Implementation research for guiding the enactment of universal primary health care (PHC) has a long history in Ghana over the last two decades. The Community-Based Health Planning and Services (CHPS) program, as the key PHC strategy, has historically been focused on community ownership with oversight through the Ghana Health Service (GHS). However, one challenge faced in rural Ghana is integrating these robust primary care systems with informed, coordinated referral and transportation systems to connect sub-district primary health care to definitive emergency care. The Acute Care and Emergency Referral Systems (ACERS) program is designed to address this primary health care and emergency referral gap to improve maternal and newborn outcomes using an embedded system learning approach. ACERS seeks to enhance GHS’s existing strategies for 1. increasing community demand for emergency obstetric and neonatal care (EmONC), 2. strengthening informed referral, and 3. improving high quality, timely and definitive EmONC. By evaluating both contextual and structural factors, we hope to develop an ecological approach to service delivery learning, data use, and policy through the Ghana Health Service delivery platform through implementation research frameworks.
The role of country leadership and stakeholder networks in child health progress 2000-2015: Country perspectives from Mozambique, Tanzania, and Uganda (Malia Boggs, USAID, and Rebekah King, Social Solutions International/CIRCLE Project, and Mary Taylor, Social Solutions International/CIRCLE Project)
This poster is not part of a specific poster session, but presenters will be available to answer questions about their poster during the daily working sessions.
The objective of this mixed method study was to understand the effectiveness of leadership, organizational networks, and political commitment on child health progress in Mozambique, Tanzania, and Uganda. The study results provide rich information on the drivers of child health, the current state of country leadership and stakeholder networks, ideas for improving country child health outcomes, and recommendations for global support. Through deliberate stakeholder engagement activities, informal champions were identified to help advocate for use of study findings in Tanzania, Mozambique, and Uganda. As countries work towards achieving the SDGs, these findings will inform future investments, policy, and programmatic decisions and enhance stakeholder collaboration.

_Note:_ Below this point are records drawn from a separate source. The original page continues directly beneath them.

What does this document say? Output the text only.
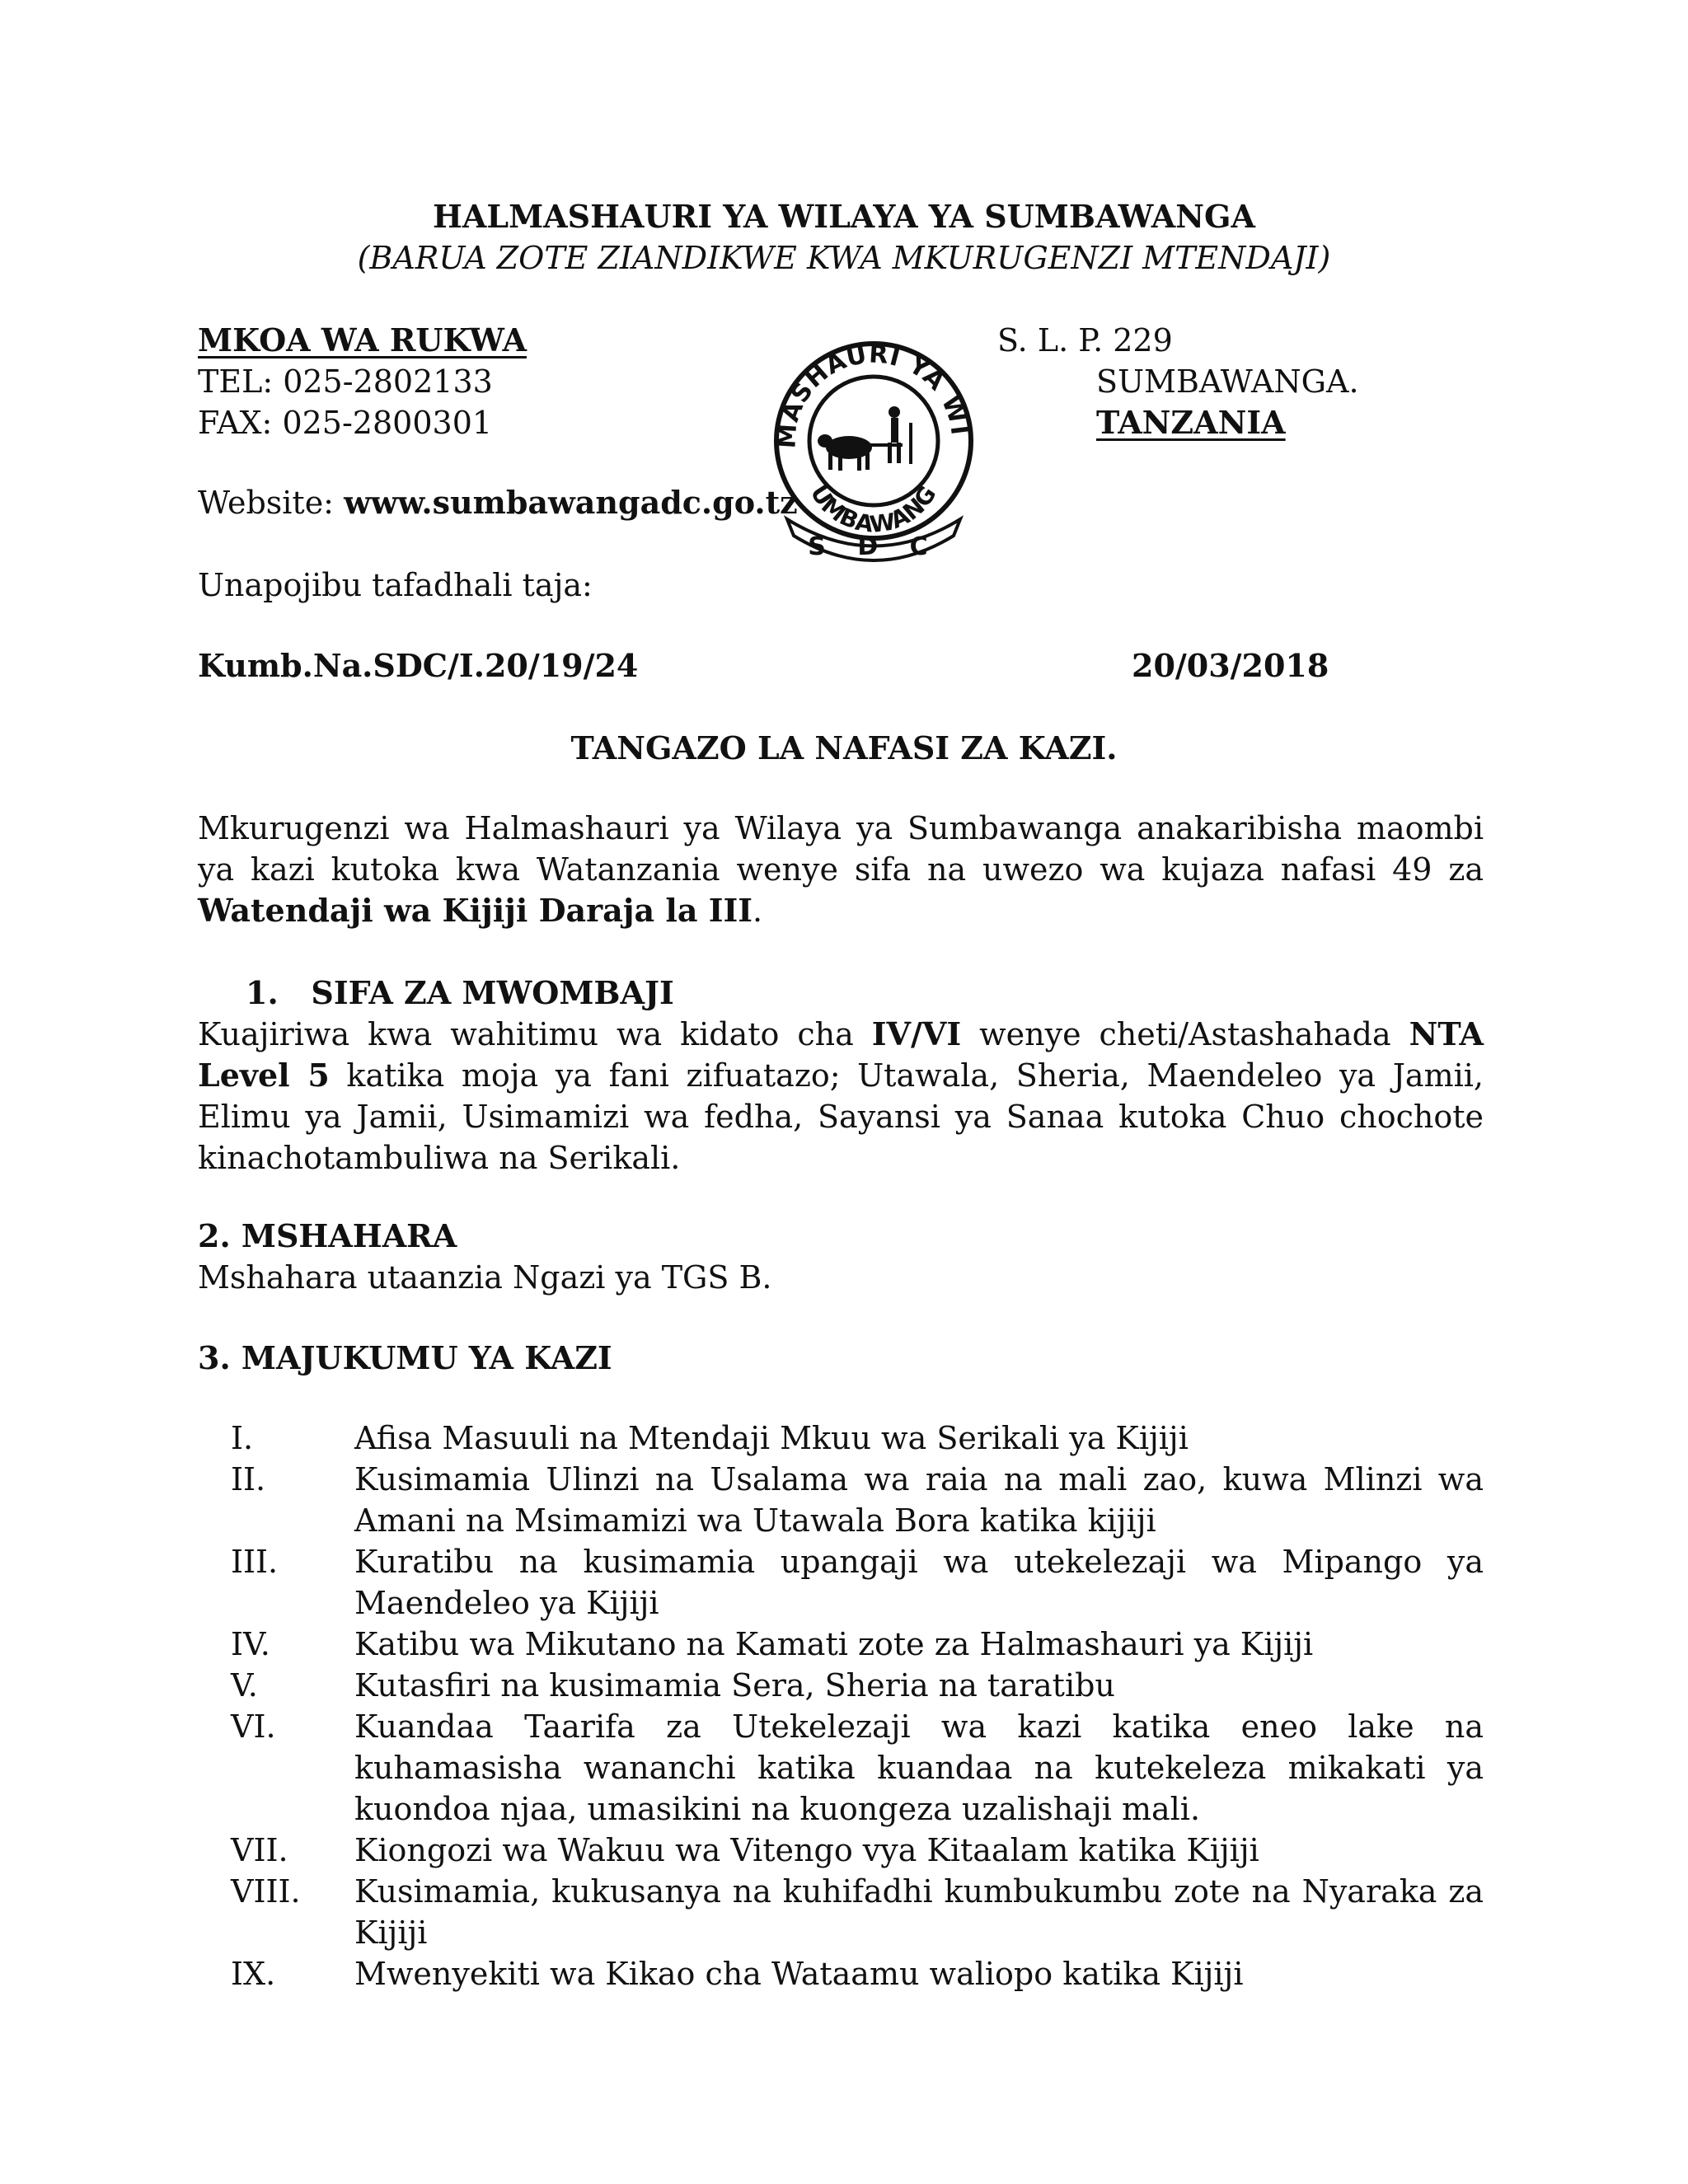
HALMASHAURI YA WILAYA YA SUMBAWANGA
(BARUA ZOTE ZIANDIKWE KWA MKURUGENZI MTENDAJI)
MKOA WA RUKWA
TEL: 025-2802133
FAX: 025-2800301
Website: www.sumbawangadc.go.tz
Unapojibu tafadhali taja:
S. L. P. 229
SUMBAWANGA.
TANZANIA
MASHAURI YA WI
UMBAWANG
S D C
Kumb.Na.SDC/I.20/19/24	20/03/2018
TANGAZO LA NAFASI ZA KAZI.
Mkurugenzi wa Halmashauri ya Wilaya ya Sumbawanga anakaribisha maombi ya kazi kutoka kwa Watanzania wenye sifa na uwezo wa kujaza nafasi 49 za Watendaji wa Kijiji Daraja la III.
1. SIFA ZA MWOMBAJI
Kuajiriwa kwa wahitimu wa kidato cha IV/VI wenye cheti/Astashahada NTA Level 5 katika moja ya fani zifuatazo; Utawala, Sheria, Maendeleo ya Jamii, Elimu ya Jamii, Usimamizi wa fedha, Sayansi ya Sanaa kutoka Chuo chochote kinachotambuliwa na Serikali.
2. MSHAHARA
Mshahara utaanzia Ngazi ya TGS B.
3. MAJUKUMU YA KAZI
I.	Afisa Masuuli na Mtendaji Mkuu wa Serikali ya Kijiji
II.	Kusimamia Ulinzi na Usalama wa raia na mali zao, kuwa Mlinzi wa Amani na Msimamizi wa Utawala Bora katika kijiji
III.	Kuratibu na kusimamia upangaji wa utekelezaji wa Mipango ya Maendeleo ya Kijiji
IV.	Katibu wa Mikutano na Kamati zote za Halmashauri ya Kijiji
V.	Kutasfiri na kusimamia Sera, Sheria na taratibu
VI.	Kuandaa Taarifa za Utekelezaji wa kazi katika eneo lake na kuhamasisha wananchi katika kuandaa na kutekeleza mikakati ya kuondoa njaa, umasikini na kuongeza uzalishaji mali.
VII.	Kiongozi wa Wakuu wa Vitengo vya Kitaalam katika Kijiji
VIII.	Kusimamia, kukusanya na kuhifadhi kumbukumbu zote na Nyaraka za Kijiji
IX.	Mwenyekiti wa Kikao cha Wataamu waliopo katika Kijiji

After the initial conference, HSR2020 planners will arrange for a series of fortnightly parallel sessions to promote and facilitate exchange and community building around the symposium sub-themes. This second phase will take place between November 25, 2020 – March 2021, and will feature an oral presentation of the formative work done in preparation of the 10 TIPs on Implementation Research for Decision Makers in Low and Middle-income Countries: a series of briefs designed to provide clear guidance for local health decision makers on how and when to conduct implementation research.
Stakeholder voices: Strengthening national-level stewardship of implementation research in low- and middle- income countries (Sara Sulzbach, USAID, and Monica Fox, Social Solutions International/CIRCLE Project)
Phase 2, Oral Presentation.
USAID is developing a set of tools designed to strengthen policy makers’ and health managers’ leadership and participation in the design and use of implementation research (IR) to strengthen MNCH program implementation. Other IR guidance documents have typically been written for researchers, focusing mainly on research methodology and analysis rather than practical and easily accessible guidance. This presentation will focus on a series of interviews conducted with key stakeholders to inform the development of materials and ensure that we develop resources that are responsive to country-level needs. The materials being developed TIPs on Implementation Research for Decision Makers in Low- and Middle-Income Countries are available now at harpnet.org.